We study deterministic and randomized streaming algorithms for word problems of finitely generated groups. For finitely generated linear groups, metabelian groups and free solvable groups we show the existence of randomized streaming algorithms with logarithmic space complexity for their word problems. We also show that the class of finitely generated groups with a logspace randomized streaming algorithm for the word problem is closed under several group theoretical constructions: finite extensions, graph products and wreath products by free abelian groups.
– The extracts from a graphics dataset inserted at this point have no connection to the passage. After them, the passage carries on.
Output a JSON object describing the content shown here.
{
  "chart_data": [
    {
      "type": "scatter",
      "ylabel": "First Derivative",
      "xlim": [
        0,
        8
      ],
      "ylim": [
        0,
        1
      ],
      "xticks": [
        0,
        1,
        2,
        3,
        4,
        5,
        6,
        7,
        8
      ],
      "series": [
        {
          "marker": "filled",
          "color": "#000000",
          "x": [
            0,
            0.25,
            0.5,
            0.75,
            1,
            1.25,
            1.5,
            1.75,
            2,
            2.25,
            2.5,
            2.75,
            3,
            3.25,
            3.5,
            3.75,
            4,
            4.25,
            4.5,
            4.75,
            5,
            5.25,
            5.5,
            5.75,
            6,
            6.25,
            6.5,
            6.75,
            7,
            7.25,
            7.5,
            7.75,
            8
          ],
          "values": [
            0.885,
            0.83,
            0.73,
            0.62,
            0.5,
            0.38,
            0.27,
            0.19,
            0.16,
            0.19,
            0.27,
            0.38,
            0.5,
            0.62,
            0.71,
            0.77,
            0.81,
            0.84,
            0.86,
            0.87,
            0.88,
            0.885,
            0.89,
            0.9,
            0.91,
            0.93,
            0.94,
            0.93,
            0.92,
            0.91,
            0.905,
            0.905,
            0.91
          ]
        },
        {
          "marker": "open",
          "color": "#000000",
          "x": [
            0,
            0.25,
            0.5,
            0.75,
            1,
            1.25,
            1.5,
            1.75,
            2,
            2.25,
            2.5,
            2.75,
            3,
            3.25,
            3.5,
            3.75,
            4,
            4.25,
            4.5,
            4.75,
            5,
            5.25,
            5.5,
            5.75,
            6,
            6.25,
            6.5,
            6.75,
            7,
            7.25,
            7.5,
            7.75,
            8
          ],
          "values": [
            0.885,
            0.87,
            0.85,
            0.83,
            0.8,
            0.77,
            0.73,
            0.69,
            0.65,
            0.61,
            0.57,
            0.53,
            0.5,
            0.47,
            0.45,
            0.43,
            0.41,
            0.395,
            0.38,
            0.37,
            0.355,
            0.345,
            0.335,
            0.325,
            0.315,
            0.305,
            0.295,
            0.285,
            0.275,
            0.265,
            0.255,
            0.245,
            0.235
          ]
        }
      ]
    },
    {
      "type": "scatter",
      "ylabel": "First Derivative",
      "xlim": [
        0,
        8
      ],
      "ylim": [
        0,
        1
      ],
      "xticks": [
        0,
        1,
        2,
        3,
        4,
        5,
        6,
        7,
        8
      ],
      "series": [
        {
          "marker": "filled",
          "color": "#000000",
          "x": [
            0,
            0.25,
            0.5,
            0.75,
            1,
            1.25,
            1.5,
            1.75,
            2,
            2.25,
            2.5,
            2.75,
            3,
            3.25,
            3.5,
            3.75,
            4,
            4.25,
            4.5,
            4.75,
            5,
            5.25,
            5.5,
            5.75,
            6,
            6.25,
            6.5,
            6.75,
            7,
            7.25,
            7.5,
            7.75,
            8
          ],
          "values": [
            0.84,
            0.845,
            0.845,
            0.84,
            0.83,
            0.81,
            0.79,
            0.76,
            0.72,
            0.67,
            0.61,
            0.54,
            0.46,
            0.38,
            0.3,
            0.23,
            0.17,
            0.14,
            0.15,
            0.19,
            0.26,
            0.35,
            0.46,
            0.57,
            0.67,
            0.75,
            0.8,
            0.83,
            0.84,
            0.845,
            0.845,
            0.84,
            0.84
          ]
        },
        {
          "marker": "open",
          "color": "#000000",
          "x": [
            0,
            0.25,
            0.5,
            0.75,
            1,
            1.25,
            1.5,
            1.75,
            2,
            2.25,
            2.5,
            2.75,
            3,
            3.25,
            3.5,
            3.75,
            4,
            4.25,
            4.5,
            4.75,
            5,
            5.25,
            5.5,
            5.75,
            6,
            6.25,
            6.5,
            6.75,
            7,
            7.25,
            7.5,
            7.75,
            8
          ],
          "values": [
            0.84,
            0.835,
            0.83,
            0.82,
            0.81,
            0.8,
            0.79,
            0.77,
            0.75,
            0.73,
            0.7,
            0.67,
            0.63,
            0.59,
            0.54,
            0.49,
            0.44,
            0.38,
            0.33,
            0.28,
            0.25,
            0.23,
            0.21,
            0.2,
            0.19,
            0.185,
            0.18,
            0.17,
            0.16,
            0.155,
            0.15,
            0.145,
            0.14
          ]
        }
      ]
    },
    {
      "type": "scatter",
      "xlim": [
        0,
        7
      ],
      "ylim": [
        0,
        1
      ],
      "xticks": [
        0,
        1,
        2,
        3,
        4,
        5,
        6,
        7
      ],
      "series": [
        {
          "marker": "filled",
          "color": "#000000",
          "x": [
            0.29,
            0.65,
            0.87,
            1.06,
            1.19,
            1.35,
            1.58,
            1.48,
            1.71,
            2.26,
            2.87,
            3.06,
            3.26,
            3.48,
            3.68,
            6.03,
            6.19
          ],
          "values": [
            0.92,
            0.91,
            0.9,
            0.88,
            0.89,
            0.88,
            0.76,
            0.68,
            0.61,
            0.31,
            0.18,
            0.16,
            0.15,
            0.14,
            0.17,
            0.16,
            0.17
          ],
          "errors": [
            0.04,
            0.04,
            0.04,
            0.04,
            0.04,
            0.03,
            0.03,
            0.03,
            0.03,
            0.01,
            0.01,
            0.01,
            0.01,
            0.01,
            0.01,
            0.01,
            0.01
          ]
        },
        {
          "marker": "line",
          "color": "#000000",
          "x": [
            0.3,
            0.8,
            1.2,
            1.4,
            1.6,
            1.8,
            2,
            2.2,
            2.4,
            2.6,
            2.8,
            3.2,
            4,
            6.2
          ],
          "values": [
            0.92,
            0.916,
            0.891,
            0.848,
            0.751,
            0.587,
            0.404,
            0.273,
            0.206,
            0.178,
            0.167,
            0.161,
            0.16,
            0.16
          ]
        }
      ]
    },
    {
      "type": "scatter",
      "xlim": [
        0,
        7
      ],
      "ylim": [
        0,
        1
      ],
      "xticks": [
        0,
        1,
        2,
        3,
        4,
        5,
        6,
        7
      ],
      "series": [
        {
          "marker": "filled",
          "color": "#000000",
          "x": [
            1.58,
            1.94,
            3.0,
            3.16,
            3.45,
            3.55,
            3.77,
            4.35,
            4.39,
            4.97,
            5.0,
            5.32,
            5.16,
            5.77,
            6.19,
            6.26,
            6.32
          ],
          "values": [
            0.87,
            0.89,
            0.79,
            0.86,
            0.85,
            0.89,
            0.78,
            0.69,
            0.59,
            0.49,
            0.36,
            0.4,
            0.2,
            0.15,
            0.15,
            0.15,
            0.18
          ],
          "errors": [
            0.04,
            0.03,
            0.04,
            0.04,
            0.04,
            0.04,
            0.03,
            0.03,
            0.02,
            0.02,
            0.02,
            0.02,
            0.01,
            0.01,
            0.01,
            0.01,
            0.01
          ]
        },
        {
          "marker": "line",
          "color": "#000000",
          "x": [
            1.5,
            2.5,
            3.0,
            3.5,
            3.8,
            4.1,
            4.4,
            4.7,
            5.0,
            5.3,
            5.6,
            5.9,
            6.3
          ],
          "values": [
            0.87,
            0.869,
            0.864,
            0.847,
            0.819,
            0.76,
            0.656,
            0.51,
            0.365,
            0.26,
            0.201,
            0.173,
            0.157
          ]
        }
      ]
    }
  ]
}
We contrast these results with several lower bound. An example of a finitely presented group, where the word problem has only a linear space randomized streaming algorithm, is Thompson's group $F$. Finally, randomized streaming algorithms for subgroup membership problems in free groups and direct products of free groups are studied.

翻译：我们研究了有限生成群的词问题的确定性与随机化流式算法。对于有限生成线性群、亚交换群和自由可解群，我们证明了其词问题存在具有对数空间复杂度的随机化流式算法。我们还表明，具有对数空间随机化流式算法处理词问题的有限生成群类在若干群论构造下封闭：有限扩张、图积以及自由交换群的圈积。我们通过若干下界结果与这些结论形成对比。一个有限呈现群的例子是汤普森群$F$，其词问题仅存在线性空间随机化流式算法。最后，研究了自由群及其直积中子群成员问题的随机化流式算法。